We believe bed capacity, particularly critical care bed capacity, needs urgent consideration and we would urge the Welsh Government to consider how to increase bed capacity and use existing capacity more effectively.

 

In England, the number of available and occupied critical care beds is published publicly on a monthly basis. We would like to see similar data published in Wales.

 

 

 

Data and outcomes

 

Greater transparency in the health service in Wales would improve governance and drive up performance and allow us to make judgements about the quality of patient care in Wales.

 

As with many parts of the NHS across the UK, data collection in Wales has been historically poor, particularly for outcomes data. There are a variety of reasons for this, but in Wales outcomes and recording activity in particular have historically not been well resourced.

 

 

In Wales there is no routine publication of data on how many operations are cancelled and whether the cancellation is for a clinical or non-clinical reason.
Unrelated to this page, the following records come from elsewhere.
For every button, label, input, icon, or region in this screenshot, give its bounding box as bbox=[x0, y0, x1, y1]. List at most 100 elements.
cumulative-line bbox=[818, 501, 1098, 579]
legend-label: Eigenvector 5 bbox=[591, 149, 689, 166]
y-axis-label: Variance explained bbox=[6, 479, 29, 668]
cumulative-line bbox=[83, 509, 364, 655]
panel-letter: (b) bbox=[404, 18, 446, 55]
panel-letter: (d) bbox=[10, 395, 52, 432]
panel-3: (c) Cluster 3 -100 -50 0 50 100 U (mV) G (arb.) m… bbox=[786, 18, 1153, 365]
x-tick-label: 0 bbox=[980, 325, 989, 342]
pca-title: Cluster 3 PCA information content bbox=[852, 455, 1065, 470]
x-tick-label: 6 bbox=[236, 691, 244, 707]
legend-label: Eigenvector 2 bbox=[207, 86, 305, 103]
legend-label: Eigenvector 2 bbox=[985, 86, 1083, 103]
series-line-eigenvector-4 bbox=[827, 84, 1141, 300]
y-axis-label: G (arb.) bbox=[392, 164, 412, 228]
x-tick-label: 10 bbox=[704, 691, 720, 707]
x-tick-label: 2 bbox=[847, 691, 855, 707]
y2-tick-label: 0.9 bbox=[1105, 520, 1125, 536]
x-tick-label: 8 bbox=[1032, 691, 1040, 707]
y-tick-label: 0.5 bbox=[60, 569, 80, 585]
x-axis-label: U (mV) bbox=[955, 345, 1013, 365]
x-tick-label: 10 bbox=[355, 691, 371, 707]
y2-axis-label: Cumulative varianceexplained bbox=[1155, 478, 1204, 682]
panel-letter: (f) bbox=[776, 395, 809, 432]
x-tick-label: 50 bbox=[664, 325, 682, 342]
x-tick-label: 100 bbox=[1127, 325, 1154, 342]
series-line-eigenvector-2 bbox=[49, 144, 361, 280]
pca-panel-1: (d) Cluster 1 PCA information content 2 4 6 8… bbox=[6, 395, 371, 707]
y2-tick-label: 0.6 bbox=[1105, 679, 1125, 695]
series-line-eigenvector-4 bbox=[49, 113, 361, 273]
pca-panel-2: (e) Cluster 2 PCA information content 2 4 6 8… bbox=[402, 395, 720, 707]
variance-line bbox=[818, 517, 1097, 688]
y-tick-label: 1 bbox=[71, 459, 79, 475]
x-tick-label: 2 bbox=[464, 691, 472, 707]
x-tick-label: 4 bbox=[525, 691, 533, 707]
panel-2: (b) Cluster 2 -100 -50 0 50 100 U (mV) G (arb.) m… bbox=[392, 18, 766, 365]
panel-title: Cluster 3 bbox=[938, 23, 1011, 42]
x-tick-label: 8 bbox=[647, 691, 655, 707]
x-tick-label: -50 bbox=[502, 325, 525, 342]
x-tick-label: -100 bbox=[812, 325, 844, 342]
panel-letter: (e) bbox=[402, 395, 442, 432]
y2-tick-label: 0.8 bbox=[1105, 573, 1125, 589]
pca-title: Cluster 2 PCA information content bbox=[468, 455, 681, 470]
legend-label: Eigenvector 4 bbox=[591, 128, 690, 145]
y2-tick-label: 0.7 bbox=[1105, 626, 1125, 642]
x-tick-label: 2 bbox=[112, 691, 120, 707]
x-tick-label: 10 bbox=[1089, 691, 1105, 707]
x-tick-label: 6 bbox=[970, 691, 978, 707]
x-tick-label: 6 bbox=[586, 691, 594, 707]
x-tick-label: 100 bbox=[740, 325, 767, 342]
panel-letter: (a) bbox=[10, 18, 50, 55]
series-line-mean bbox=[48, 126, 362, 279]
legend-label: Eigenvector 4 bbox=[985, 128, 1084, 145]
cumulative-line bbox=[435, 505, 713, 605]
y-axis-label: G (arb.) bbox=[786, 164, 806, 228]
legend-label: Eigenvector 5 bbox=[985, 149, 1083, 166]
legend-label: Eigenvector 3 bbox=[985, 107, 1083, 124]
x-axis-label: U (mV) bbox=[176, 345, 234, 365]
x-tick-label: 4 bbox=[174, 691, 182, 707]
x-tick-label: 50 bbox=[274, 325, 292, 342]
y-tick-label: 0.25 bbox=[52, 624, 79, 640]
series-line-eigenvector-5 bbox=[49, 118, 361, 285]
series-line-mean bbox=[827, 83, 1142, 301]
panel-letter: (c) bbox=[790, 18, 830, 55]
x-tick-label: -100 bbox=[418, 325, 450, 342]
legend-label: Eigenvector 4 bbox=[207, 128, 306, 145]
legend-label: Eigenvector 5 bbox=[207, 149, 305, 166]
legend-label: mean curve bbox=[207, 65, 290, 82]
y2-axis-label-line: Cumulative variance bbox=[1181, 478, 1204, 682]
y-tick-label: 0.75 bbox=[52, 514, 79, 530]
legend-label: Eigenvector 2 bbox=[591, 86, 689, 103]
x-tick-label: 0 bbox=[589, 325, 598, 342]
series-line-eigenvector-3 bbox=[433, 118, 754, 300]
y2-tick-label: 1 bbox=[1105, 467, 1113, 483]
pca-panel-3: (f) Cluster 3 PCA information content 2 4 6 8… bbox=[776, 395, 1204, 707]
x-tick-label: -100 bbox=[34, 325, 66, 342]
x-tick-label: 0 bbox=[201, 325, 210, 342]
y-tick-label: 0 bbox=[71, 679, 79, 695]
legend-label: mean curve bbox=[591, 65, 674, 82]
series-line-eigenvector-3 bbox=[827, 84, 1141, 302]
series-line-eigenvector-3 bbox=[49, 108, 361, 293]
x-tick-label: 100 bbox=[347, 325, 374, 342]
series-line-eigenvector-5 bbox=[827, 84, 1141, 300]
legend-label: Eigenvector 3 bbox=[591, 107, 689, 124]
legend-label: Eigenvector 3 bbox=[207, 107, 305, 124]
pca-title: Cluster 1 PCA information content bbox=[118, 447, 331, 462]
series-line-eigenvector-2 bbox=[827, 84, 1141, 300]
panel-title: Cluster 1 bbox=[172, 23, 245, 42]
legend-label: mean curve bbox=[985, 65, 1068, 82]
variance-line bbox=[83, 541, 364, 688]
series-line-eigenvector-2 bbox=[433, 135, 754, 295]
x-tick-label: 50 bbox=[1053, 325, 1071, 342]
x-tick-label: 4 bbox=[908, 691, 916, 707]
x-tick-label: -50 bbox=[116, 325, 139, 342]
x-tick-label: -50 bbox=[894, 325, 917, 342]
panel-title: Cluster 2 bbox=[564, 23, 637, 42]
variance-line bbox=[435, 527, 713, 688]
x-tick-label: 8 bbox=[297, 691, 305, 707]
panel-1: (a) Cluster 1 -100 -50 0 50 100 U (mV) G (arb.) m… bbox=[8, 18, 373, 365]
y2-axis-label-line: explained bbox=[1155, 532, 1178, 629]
Data collection is fundamental to increased efficiency and performance.  This is recognised by NHS Wales in the collection of Hospital Episode Statistics, and by all specialty associations across surgery many of which have registries and national audit projects.  In 2013 the Welsh Government undertook to work towards publishing surgical outcomes on a unit level; the RCS strongly supports this initiative.  The RCS has the expertise to work with the Welsh NHS on this project.

 

 

Healthcare Inspectorate Wales

 

There has been criticism of HIW in the past from the medical profession and the Welsh Government indicated it would like to see ‘full formal independence from government’ for HIW. Legislation has been promised during this Assembly term and we support this.

 

The College supports the Welsh Government’s position that HIW should be an independent body distinct from government.  At present HIW is unfunded and understaffed.  While proportionate regulation will not solve the problems facing the NHS alone, there urgently needs to be a clear inspection system providing external challenge to the NHS to help raise standards and reassure the public about the quality of services. HIW adequately funded could lead this system.